O principal ponto de inflexão nesse apoio ocorreu na semana passada, quando o ministro da Justiça e Segurança Pública, André Mendonça, convidou para a Secretaria Nacional de Segurança Pública o coronel Carlos Alberto Araújo Gomes, então comandante da PM de Santa Catarina e presidente do Conselho Nacional dos Comandantes Gerais das Polícias Militares e Corpo de Bombeiros. Gomes abandonou o comando da polícia e a entidade. Entrou para a reserva remunerada e, quando deveria ser empossado, viu seu nome ser rejeitado pela ala ideológica do governo Bolsonaro por conta de sua aproximação com o governador catarinense Carlos Moisés (PSL), um ex-aliado do presidente. Foi vetado para o cargo, que acabou sendo ocupado pelo coronel Carlos Paim, da PM do Distrito Federal. “Foi um mal-estar que poderia ter sido evitado. Ele era um nome eminentemente técnico”, disse o coronel Marlon.
A prisão de Queiroz e uma possível delação premiada que ele venha a fazer também pode causar baixa entre os apoiadores. “Como um policial vai defender alguém que é acusado de fazer esquema com dinheiro de gabinete de deputado? Se isso tudo se comprovar, cai por terra o discurso de combate à corrupção e junto vai a nossa esperança”, disse um dirigente da região Centro-Oeste.

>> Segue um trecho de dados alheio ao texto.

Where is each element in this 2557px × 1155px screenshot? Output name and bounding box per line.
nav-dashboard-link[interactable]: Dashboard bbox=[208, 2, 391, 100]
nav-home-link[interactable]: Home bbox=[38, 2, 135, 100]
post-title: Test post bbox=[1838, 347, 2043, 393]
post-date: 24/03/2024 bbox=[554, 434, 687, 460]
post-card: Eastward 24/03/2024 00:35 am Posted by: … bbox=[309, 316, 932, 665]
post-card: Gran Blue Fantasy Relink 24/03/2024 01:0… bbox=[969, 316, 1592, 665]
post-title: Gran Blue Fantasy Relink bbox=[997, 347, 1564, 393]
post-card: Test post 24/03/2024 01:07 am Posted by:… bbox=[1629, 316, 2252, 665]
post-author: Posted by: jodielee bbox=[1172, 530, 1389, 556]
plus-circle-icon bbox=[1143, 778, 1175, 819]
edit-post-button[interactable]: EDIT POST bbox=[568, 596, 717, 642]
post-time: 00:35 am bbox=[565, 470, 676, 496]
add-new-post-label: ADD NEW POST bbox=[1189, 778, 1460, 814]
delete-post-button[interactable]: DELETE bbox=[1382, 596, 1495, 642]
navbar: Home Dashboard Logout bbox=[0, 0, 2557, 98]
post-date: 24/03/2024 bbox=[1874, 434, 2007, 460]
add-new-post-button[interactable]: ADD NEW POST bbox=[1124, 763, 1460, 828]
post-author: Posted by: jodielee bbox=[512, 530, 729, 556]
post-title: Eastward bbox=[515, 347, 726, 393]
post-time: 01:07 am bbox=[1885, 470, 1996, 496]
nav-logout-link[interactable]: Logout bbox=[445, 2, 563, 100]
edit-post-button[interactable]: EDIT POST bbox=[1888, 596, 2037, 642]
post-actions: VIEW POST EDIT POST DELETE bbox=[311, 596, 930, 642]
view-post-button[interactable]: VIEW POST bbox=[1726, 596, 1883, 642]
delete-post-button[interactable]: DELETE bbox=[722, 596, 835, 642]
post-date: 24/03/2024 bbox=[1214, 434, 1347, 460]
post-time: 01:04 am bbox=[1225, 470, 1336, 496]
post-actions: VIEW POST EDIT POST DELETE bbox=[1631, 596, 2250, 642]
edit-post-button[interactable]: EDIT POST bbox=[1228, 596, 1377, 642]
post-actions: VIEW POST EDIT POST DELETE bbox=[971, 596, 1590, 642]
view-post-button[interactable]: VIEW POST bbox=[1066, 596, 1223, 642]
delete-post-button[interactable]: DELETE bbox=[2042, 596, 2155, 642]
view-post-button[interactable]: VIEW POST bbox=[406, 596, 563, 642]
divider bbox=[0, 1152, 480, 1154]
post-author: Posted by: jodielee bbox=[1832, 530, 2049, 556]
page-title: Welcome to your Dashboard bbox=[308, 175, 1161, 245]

Essa redução do apoio não é nova para quem vive o dia a dia do poder em Brasília. Para o ex-bolsonarista o senador Major Olímpio, o presidente tem se desgastado com os policiais desde a reforma da Previdência. “Entre os veteranos, ele ainda tem apoio porque suas decisões pouco o afetam. Quanto aos da ativa, não. Desde a reforma da Previdência ele tem decepcionado a classe que o elegeu”, disse.
Presidente da frente parlamentar da Segurança, a bancada da bala, o deputado Capitão Augusto, não há a possibilidade de um golpe do presidente, seja ele com apoio das Forças Armadas ou das PMs e bombeiros. “Quem diz que isso pode ocorrer é porque não conhece a lealdade das polícias à Constituição. Não creio em levante em hipótese nenhuma”, afirmou.
Se entre a sua base popular Bolsonaro pode estar perdendo apoio, na classe política, ele tem tentado se blindar para seguir no poder. Os principais acenos foram dados na aproximação com o Centrão com a cessão de dezenas de cargos e um ministério e na abertura do diálogo com o poder Legislativo, representada pelos presidentes da Câmara, Rodrigo Maia (DEM-RJ), e do Senado, Davi Alcolumbre (DEM-AP). Há poucas semanas era comum se deparar com um político agressivo, com discursos duros contra diversas frentes. Desde a prisão de Queiroz, contudo, as falas são mais comedidas. As polêmicas, por enquanto, não saem mais da boca presidencial. Ainda não está claro qual será o resultado dessa equação bolsonarista.